One of the serious concerns for these undertrials is their family. In the absence of the main breadwinner, many families are forced into destitution. This combined with the social stigma and ostracism that they face, leads to circumstances propelling children towards delinquency and exploitation by others. It is a vicious circle. The problems become acute when they belong to the socio-economically marginalized and exploited sections of the society.
One of the horrible plights a person can undergo is spending years in a jail as undertrials and at the end he was found not guilty. In such a situation can anyone compensate them for the mental agony and torture they and their family have suffered or give back to them the lost years, the loss of honour and reputation. The undertrials should not be kept in the jails as far as possible. If unavoidable then they should be kept separately with in the prison so that they are not allowed to mix with the convicts. Within the undertrials also a classification should be made so that the first and young offenders should be kept away from the hard core criminals thereby preventing contamination.
There are hundreds of examples where court acquitted people from criminal charges after spending more than 10 years in jail. There are no proper policies for their rehabilitation. No one can compensate them the time they spent and the things they lose during the period. But to respect their human rights govern-ments should form a policy to adequately rehabilitate them.

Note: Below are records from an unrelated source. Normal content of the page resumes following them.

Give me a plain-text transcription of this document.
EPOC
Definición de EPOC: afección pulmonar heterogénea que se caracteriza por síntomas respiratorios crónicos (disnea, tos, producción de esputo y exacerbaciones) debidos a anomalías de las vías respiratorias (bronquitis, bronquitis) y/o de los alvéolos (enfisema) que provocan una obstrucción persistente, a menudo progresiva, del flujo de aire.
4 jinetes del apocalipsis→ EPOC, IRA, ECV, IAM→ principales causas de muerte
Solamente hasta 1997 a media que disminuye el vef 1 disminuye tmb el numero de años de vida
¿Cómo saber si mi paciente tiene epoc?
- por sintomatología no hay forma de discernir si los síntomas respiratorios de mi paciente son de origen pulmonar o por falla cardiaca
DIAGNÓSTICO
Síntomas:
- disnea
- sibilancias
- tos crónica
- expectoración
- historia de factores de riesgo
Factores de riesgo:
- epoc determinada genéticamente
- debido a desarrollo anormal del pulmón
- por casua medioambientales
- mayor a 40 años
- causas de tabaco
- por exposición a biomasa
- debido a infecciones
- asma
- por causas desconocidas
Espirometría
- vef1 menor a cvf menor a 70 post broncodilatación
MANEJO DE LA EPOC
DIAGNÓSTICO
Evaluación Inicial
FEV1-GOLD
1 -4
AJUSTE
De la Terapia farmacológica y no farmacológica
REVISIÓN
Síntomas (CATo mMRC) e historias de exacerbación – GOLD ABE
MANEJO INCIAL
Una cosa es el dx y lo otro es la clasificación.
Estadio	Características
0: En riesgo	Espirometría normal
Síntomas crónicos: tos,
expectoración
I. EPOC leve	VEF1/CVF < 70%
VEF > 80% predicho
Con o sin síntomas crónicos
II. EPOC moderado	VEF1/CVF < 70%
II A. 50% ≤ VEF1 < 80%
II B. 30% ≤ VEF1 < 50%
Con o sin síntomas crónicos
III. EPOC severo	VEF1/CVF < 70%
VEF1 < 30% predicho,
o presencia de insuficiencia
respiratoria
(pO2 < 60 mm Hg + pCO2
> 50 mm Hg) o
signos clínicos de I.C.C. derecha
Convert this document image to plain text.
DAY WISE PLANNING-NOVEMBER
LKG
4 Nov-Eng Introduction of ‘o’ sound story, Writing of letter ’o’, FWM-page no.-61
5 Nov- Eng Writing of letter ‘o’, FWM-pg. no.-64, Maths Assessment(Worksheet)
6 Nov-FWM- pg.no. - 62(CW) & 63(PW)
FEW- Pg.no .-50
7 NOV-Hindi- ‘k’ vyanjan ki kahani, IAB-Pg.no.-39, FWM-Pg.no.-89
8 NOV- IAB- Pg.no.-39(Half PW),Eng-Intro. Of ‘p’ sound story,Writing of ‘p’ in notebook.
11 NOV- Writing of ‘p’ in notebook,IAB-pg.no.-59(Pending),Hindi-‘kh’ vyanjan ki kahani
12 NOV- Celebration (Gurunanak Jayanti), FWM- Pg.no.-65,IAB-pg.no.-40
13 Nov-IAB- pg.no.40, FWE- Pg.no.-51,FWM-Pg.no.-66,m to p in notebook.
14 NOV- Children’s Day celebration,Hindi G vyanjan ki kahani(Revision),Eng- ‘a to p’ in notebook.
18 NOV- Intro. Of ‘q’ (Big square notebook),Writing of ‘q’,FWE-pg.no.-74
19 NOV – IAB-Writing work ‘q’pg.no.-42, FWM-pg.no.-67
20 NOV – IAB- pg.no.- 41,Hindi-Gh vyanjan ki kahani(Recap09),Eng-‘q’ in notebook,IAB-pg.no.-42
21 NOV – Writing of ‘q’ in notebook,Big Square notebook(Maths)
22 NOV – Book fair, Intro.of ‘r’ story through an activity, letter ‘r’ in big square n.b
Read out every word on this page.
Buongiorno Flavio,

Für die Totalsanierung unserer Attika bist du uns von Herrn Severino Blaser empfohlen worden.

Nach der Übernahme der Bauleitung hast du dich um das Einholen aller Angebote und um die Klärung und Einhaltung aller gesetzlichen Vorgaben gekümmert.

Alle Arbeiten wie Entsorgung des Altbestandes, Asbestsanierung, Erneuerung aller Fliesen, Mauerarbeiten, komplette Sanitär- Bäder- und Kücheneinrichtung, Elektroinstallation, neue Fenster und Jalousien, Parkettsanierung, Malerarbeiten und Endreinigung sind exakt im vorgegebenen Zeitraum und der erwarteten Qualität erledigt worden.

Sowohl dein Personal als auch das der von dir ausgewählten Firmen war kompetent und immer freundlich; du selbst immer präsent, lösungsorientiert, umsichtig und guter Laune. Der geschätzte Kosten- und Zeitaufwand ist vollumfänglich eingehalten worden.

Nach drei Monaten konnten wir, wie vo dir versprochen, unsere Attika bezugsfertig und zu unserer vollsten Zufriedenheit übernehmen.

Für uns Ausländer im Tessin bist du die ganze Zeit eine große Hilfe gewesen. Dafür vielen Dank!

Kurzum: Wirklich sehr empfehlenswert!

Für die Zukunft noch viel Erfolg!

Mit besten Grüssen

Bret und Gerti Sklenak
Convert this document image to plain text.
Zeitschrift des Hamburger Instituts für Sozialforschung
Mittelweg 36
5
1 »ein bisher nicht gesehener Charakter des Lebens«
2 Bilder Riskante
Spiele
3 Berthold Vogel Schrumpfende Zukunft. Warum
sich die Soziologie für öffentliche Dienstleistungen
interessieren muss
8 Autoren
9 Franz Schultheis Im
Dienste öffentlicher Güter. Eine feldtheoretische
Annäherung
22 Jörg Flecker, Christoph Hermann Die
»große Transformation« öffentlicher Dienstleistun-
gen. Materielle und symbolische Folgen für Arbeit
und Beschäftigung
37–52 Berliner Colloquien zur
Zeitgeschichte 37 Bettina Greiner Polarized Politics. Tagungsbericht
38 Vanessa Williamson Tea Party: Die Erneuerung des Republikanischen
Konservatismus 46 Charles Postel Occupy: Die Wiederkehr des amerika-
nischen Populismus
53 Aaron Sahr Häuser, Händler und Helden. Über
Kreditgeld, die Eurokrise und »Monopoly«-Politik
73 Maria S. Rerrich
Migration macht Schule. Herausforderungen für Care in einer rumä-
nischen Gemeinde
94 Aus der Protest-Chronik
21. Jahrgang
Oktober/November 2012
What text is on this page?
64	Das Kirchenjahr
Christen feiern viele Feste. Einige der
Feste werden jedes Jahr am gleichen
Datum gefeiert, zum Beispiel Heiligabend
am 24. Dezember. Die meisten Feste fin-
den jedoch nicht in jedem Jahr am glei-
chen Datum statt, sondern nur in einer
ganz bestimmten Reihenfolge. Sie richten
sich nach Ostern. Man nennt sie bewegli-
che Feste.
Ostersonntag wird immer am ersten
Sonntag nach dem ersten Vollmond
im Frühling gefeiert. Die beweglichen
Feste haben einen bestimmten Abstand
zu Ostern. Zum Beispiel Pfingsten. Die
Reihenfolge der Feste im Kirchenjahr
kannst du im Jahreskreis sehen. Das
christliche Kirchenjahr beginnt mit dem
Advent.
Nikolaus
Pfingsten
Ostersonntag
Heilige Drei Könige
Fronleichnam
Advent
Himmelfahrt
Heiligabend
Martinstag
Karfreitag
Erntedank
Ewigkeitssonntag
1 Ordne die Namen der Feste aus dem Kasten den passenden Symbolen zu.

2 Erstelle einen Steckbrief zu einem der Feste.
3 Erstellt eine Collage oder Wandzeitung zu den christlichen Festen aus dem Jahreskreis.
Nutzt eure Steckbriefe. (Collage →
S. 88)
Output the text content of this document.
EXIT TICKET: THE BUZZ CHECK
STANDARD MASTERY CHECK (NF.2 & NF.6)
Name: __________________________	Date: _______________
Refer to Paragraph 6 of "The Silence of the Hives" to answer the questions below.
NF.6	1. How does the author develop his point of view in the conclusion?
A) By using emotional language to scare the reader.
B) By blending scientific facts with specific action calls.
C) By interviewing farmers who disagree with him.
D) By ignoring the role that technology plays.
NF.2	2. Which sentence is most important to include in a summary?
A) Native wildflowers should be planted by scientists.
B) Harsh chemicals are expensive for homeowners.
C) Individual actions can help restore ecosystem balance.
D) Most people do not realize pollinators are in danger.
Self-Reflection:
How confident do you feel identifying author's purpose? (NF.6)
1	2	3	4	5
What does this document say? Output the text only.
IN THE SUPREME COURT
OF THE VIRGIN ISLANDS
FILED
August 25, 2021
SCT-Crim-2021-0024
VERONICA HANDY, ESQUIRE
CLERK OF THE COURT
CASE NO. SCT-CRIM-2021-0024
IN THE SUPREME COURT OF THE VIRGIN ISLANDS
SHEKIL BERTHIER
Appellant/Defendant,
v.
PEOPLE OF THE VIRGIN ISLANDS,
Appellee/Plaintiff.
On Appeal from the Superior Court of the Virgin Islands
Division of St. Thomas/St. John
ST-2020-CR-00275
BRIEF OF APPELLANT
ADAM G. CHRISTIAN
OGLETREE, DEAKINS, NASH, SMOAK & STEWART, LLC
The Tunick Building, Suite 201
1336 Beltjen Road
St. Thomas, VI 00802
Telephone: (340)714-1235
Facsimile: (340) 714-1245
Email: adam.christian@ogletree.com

In order to mitigate the condition of undertrial prisoners, the first and foremost thing that has to do is to bring down their population drastically. This cannot happen unless all the branches of the criminal jus-tice system work hand in hand. The presence of large number of undertrial prisoners is really shame to any criminal justice administration .For this we have to take these undertrials out of the prison or not to keep them for a long period as well as not to sent more undertrials to the prison.